For dynamic training of the draft model, they maintain a Replay Buffer to log the instances where the speculation was incorrect (as well as the expected output). They then train periodically to update the model

Routing

Their specialization/routing strategy is nothing great or fancy. They slap a small BERT classification model to bucket queries into topics and assign each draft model a topic (by only training on those).

Evaluation

The key metric to consider is token acceptance rate (alpha)

The eval section was a bit disappointing and not as systems-heavy as I had hoped. They use a dataset as the set of queries. To assess the system, they train the starting draft model on the first 10% of the dataset, then slowly expose it to more and more data and measure the acceptance ratio.

As the upper bound baseline, they use a static model trained on the entire dataset which has the best acceptance ratio.

They also evaluate the hypothesis that a single draft model will perform worse than multiple draft models, but this again seems highly dataset specific.

Finally, they compare against Medusa (a competitive speculative decoding technique), an actual apples-to-apples comparison, on some datasets to show better speedups. Again it is not clear why these particular datasets were chosen.

Key Takeaways

The paper presents a math representation of speculative decoding (probably not the first ones to do it, but the first one I am reading), which is interesting. This math model assumes an acceptance rate for the draft model and calculates the expected speedup and latency from speculating!
They use Knowledge Distillation for learning the draft model. They specifically mention that instead of normal fine-tuning which uses the label for loss calculation, their technique which uses KL divergence on the probability output distribution performs better. They are able to do this because the draft model tries to copy the target model’s exact probability distribution as well (so they have that in hand, unlike typical generation cases).
The evaluation section was a bit meh for me, since they evaluated the core claim of their system (online stream of queries, draft model diverges over time, so need to adapt) purely on datasets to model the queries. I feel that a trace data on inference requests could have been a better benchmark.

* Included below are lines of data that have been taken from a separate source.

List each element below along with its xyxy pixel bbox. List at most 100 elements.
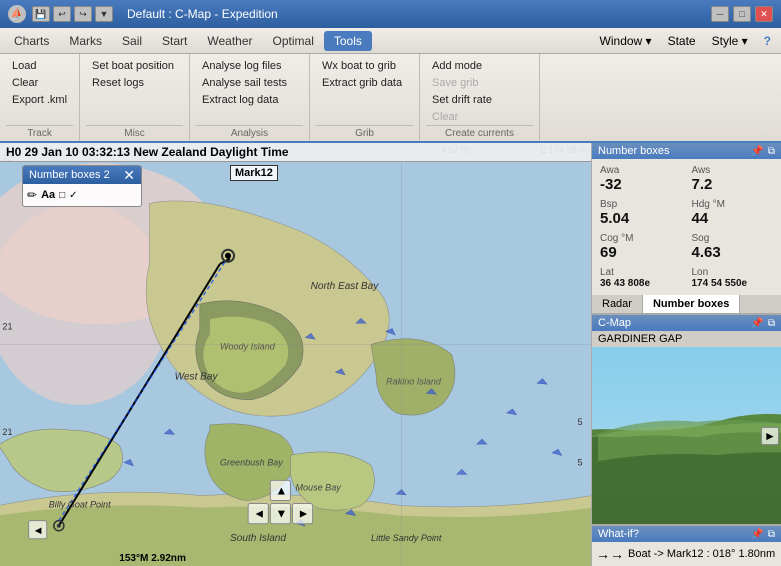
nb-cell-hdg: Hdg °M 44 (688, 197, 778, 229)
svg-text:Greenbush Bay: Greenbush Bay (220, 457, 283, 467)
whatif-header: What-if? 📌 ⧉ (592, 526, 781, 542)
titlebar-controls: ─ □ ✕ (711, 6, 773, 22)
clear-btn-track[interactable]: Clear (6, 75, 73, 91)
analyse-sail-tests-btn[interactable]: Analyse sail tests (196, 75, 303, 91)
tab-number-boxes[interactable]: Number boxes (643, 295, 740, 313)
quick-redo-btn[interactable]: ↪ (74, 6, 92, 22)
menu-charts[interactable]: Charts (4, 31, 59, 51)
mark-label: Mark12 (230, 165, 278, 181)
svg-text:5: 5 (578, 457, 583, 467)
main-area: 22 21 21 5 5 153°M 2.92nm North East Bay… (0, 143, 781, 566)
nb-cell-awa: Awa -32 (596, 163, 686, 195)
quick-save-btn[interactable]: 💾 (32, 6, 50, 22)
analysis-buttons: Analyse log files Analyse sail tests Ext… (196, 58, 303, 125)
svg-text:Little Sandy Point: Little Sandy Point (371, 533, 442, 543)
svg-text:▼: ▼ (275, 507, 287, 521)
minimize-btn[interactable]: ─ (711, 6, 729, 22)
whatif-title: What-if? (598, 528, 639, 540)
add-mode-btn[interactable]: Add mode (426, 58, 533, 74)
close-btn[interactable]: ✕ (755, 6, 773, 22)
set-boat-position-btn[interactable]: Set boat position (86, 58, 183, 74)
nb-panel-header: Number boxes 📌 ⧉ (592, 143, 781, 159)
track-label: Track (6, 125, 73, 139)
whatif-panel: What-if? 📌 ⧉ →→ Boat -> Mark12 : 018° 1.… (592, 525, 781, 566)
svg-text:21: 21 (2, 427, 12, 437)
menu-start[interactable]: Start (152, 31, 197, 51)
nb-cell-bsp: Bsp 5.04 (596, 197, 686, 229)
svg-text:Billy Goat Point: Billy Goat Point (49, 500, 111, 510)
svg-text:153°M 2.92nm: 153°M 2.92nm (119, 553, 186, 564)
menu-window[interactable]: Window ▾ (594, 32, 658, 50)
analyse-log-files-btn[interactable]: Analyse log files (196, 58, 303, 74)
panel-tabs: Radar Number boxes (592, 295, 781, 314)
nb-float-small-icon1: □ (59, 190, 65, 201)
menu-weather[interactable]: Weather (197, 31, 262, 51)
analysis-label: Analysis (196, 125, 303, 139)
cmap-pin-icon[interactable]: 📌 (751, 318, 763, 329)
menu-style[interactable]: Style ▾ (706, 32, 754, 50)
nb-cell-cog: Cog °M 69 (596, 231, 686, 263)
grib-buttons: Wx boat to grib Extract grib data (316, 58, 413, 125)
svg-text:◄: ◄ (33, 525, 44, 537)
reset-logs-btn[interactable]: Reset logs (86, 75, 183, 91)
maximize-btn[interactable]: □ (733, 6, 751, 22)
nb-pin-icon[interactable]: 📌 (751, 146, 763, 157)
cmap-scroll-right[interactable]: ► (761, 427, 779, 445)
svg-text:North East Bay: North East Bay (311, 281, 380, 292)
nb-float-body: ✏ Aa □ ✓ (23, 184, 141, 206)
nb-float-aa: Aa (41, 189, 55, 201)
nb-cell-aws: Aws 7.2 (688, 163, 778, 195)
titlebar-title: Default : C-Map - Expedition (127, 7, 278, 21)
titlebar-left: ⛵ 💾 ↩ ↪ ▼ Default : C-Map - Expedition (8, 5, 278, 23)
cmap-location: GARDINER GAP (592, 331, 781, 347)
misc-label: Misc (86, 125, 183, 139)
pencil-icon: ✏ (27, 188, 37, 202)
svg-text:Woody Island: Woody Island (220, 341, 276, 351)
cmap-image: ► (592, 347, 781, 524)
nb-cell-sog: Sog 4.63 (688, 231, 778, 263)
svg-text:►: ► (298, 507, 310, 521)
tab-radar[interactable]: Radar (592, 295, 643, 313)
quick-undo-btn[interactable]: ↩ (53, 6, 71, 22)
menu-state[interactable]: State (662, 32, 702, 50)
nb-float-title: Number boxes 2 (29, 169, 110, 181)
map-timestamp: H0 29 Jan 10 03:32:13 New Zealand Daylig… (0, 143, 591, 162)
nb-float-close[interactable]: ✕ (123, 168, 135, 182)
load-btn[interactable]: Load (6, 58, 73, 74)
whatif-float-icon[interactable]: ⧉ (768, 529, 775, 540)
svg-text:South Island: South Island (230, 533, 286, 544)
whatif-text: Boat -> Mark12 : 018° 1.80nm (628, 548, 775, 560)
nb-panel-title: Number boxes (598, 145, 670, 157)
menu-marks[interactable]: Marks (59, 31, 112, 51)
ribbon-group-track: Load Clear Export .kml Track (0, 54, 80, 141)
whatif-arrows: →→ (596, 546, 624, 562)
export-kml-btn[interactable]: Export .kml (6, 92, 73, 108)
create-currents-buttons: Add mode Save grib Set drift rate Clear (426, 58, 533, 125)
whatif-row: →→ Boat -> Mark12 : 018° 1.80nm (596, 546, 777, 562)
cmap-panel-header: C-Map 📌 ⧉ (592, 315, 781, 331)
ribbon-group-grib: Wx boat to grib Extract grib data Grib (310, 54, 420, 141)
cmap-float-icon[interactable]: ⧉ (768, 318, 775, 329)
quick-menu-btn[interactable]: ▼ (95, 6, 113, 22)
menu-tools[interactable]: Tools (324, 31, 372, 51)
extract-grib-data-btn[interactable]: Extract grib data (316, 75, 413, 91)
nb-float-small-icon2: ✓ (69, 190, 77, 201)
svg-text:Rakino Island: Rakino Island (386, 377, 442, 387)
wx-boat-to-grib-btn[interactable]: Wx boat to grib (316, 58, 413, 74)
clear-btn-currents: Clear (426, 109, 533, 125)
svg-text:5: 5 (578, 417, 583, 427)
nb-float-icon[interactable]: ⧉ (768, 146, 775, 157)
map-area[interactable]: 22 21 21 5 5 153°M 2.92nm North East Bay… (0, 143, 591, 566)
menu-optimal[interactable]: Optimal (263, 31, 324, 51)
ribbon-group-analysis: Analyse log files Analyse sail tests Ext… (190, 54, 310, 141)
menu-sail[interactable]: Sail (112, 31, 152, 51)
set-drift-rate-btn[interactable]: Set drift rate (426, 92, 533, 108)
nb-cell-lat: Lat 36 43 808e (596, 265, 686, 291)
whatif-pin-icon[interactable]: 📌 (751, 529, 763, 540)
extract-log-data-btn[interactable]: Extract log data (196, 92, 303, 108)
ribbon-group-misc: Set boat position Reset logs Misc (80, 54, 190, 141)
number-boxes-float: Number boxes 2 ✕ ✏ Aa □ ✓ (22, 165, 142, 207)
help-icon[interactable]: ? (758, 32, 777, 50)
create-currents-label: Create currents (426, 125, 533, 139)
app-icon: ⛵ (8, 5, 26, 23)
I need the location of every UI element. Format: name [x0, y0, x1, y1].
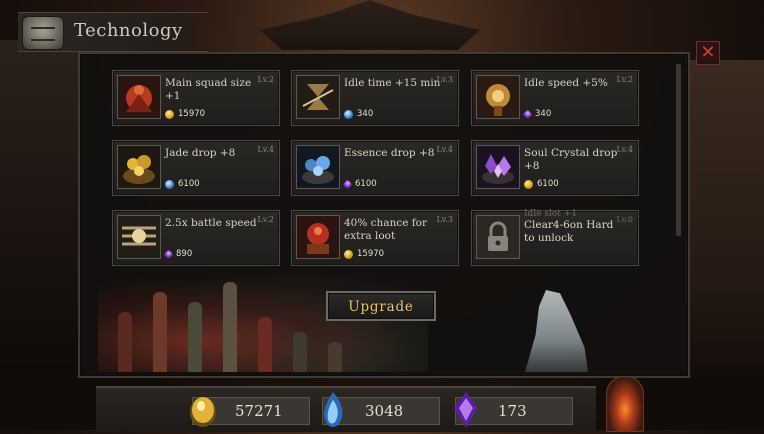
jade-pile-icon — [117, 145, 161, 189]
soul-crystal-icon — [450, 390, 482, 430]
soul-crystal-icon — [342, 179, 353, 189]
essence-flame-icon — [344, 109, 353, 119]
tech-card-essence-drop[interactable]: Essence drop +8 Lv.4 6100 — [291, 140, 459, 196]
close-button[interactable]: ✕ — [696, 41, 720, 65]
crowd-figure — [293, 332, 307, 372]
essence-flame-icon — [317, 390, 349, 430]
card-level: Lv.3 — [436, 75, 453, 84]
gold-coin-icon — [344, 249, 353, 259]
scrollbar[interactable] — [676, 64, 681, 236]
tech-card-idle-slot-locked[interactable]: Idle slot +1 Clear4-6on Hard to unlock L… — [471, 209, 639, 266]
tech-card-idle-speed[interactable]: Idle speed +5% Lv.2 340 — [471, 70, 639, 126]
cost-value: 890 — [176, 249, 193, 259]
extra-loot-icon — [296, 215, 340, 259]
card-cost: 340 — [522, 109, 552, 119]
card-cost: 340 — [344, 109, 373, 119]
page-title: Technology — [74, 20, 183, 41]
cost-value: 15970 — [357, 249, 385, 259]
card-cost: 15970 — [165, 109, 205, 119]
card-title: Jade drop +8 — [165, 147, 236, 159]
background-building-right — [686, 60, 764, 380]
card-level: Lv.2 — [257, 75, 274, 84]
card-title: 40% chance for extra loot — [344, 217, 428, 242]
battle-speed-icon — [117, 215, 161, 259]
resource-soul-crystal: 173 — [454, 392, 573, 428]
crowd-figure — [188, 302, 202, 372]
soul-crystal-amount: 173 — [498, 402, 527, 420]
cost-value: 340 — [535, 109, 552, 119]
card-level: Lv.0 — [616, 215, 633, 224]
card-level: Lv.3 — [436, 215, 453, 224]
soul-crystal-icon — [163, 249, 174, 259]
tech-card-idle-time[interactable]: Idle time +15 min Lv.3 340 — [291, 70, 459, 126]
card-title: Essence drop +8 — [344, 147, 435, 159]
tech-card-battle-speed[interactable]: 2.5x battle speed Lv.2 890 — [112, 210, 280, 266]
crowd-figure — [328, 342, 342, 372]
resource-essence: 3048 — [322, 392, 440, 427]
card-title: Idle speed +5% — [524, 77, 608, 89]
card-cost: 6100 — [165, 179, 200, 189]
cost-value: 340 — [357, 109, 374, 119]
speed-totem-icon — [476, 75, 520, 119]
cauldron-icon — [22, 16, 64, 50]
cost-value: 6100 — [537, 179, 559, 189]
header-banner: Technology — [18, 12, 208, 52]
cost-value: 15970 — [178, 109, 206, 119]
gold-coin-icon — [524, 179, 533, 189]
card-level: Lv.2 — [616, 75, 633, 84]
card-level: Lv.4 — [257, 145, 274, 154]
soul-crystal-pile-icon — [476, 145, 520, 189]
essence-pile-icon — [296, 145, 340, 189]
hourglass-icon — [296, 75, 340, 119]
card-level: Lv.4 — [616, 145, 633, 154]
card-cost: 15970 — [344, 249, 384, 259]
crowd-figure — [153, 292, 167, 372]
card-title: 2.5x battle speed — [165, 217, 257, 229]
tech-card-extra-loot[interactable]: 40% chance for extra loot Lv.3 15970 — [291, 210, 459, 266]
dungeon-gate-icon[interactable] — [606, 376, 644, 432]
gold-amount: 57271 — [235, 402, 283, 420]
tech-card-jade-drop[interactable]: Jade drop +8 Lv.4 6100 — [112, 140, 280, 196]
card-cost: 6100 — [342, 179, 377, 189]
crowd-figure — [223, 282, 237, 372]
background-building-left — [0, 40, 82, 370]
gold-coin-icon — [165, 109, 174, 119]
essence-flame-icon — [165, 179, 174, 189]
crowd-figure — [118, 312, 132, 372]
background-roof — [260, 0, 480, 50]
card-subtitle: Idle slot +1 — [524, 209, 578, 219]
cost-value: 6100 — [355, 179, 377, 189]
card-title: Idle time +15 min — [344, 77, 441, 89]
card-cost: 6100 — [524, 179, 559, 189]
crowd-figure — [258, 317, 272, 372]
tech-card-main-squad-size[interactable]: Main squad size +1 Lv.2 15970 — [112, 70, 280, 126]
card-level: Lv.2 — [257, 215, 274, 224]
soul-crystal-icon — [522, 109, 533, 119]
squad-icon — [117, 75, 161, 119]
card-title: Soul Crystal drop +8 — [524, 147, 618, 172]
cost-value: 6100 — [178, 179, 200, 189]
tech-card-soul-crystal-drop[interactable]: Soul Crystal drop +8 Lv.4 6100 — [471, 140, 639, 196]
card-level: Lv.4 — [436, 145, 453, 154]
card-cost: 890 — [163, 249, 193, 259]
upgrade-button[interactable]: Upgrade — [326, 291, 436, 321]
card-title: Main squad size +1 — [165, 77, 252, 102]
essence-amount: 3048 — [365, 402, 404, 420]
gold-coin-icon — [187, 390, 219, 430]
card-title: Clear4-6on Hard to unlock — [524, 219, 614, 244]
lock-icon — [476, 215, 520, 259]
resource-gold: 57271 — [190, 397, 310, 427]
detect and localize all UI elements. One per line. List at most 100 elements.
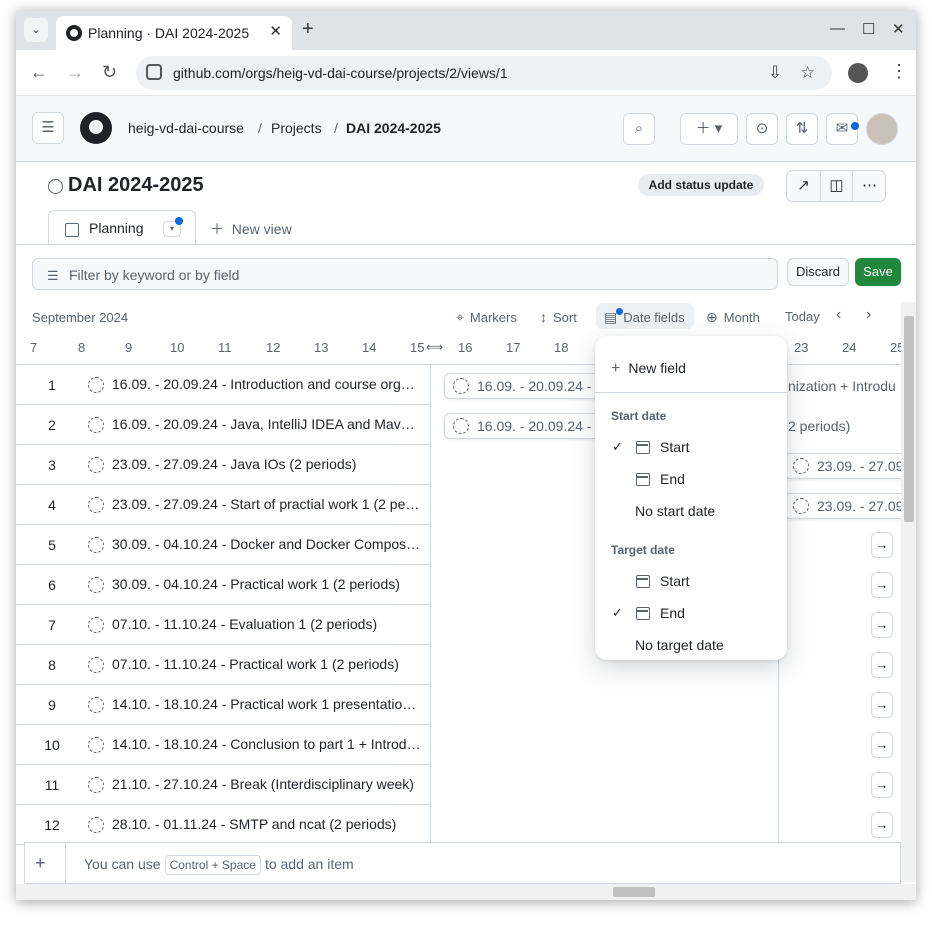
- save-button[interactable]: Save: [855, 258, 901, 286]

On a similar note, the specialized models benchmarking is done on a completely handpicked dataset, leaving it unclear whether it actually improves accuracy on a generic user input stream.
Edit: They have an appendix with more microbenchmarks that addresses some of the points above, for ex. they test on a real chat workload, but they still cheat a bit on the specialized draft models by picking different languages as the different specializations.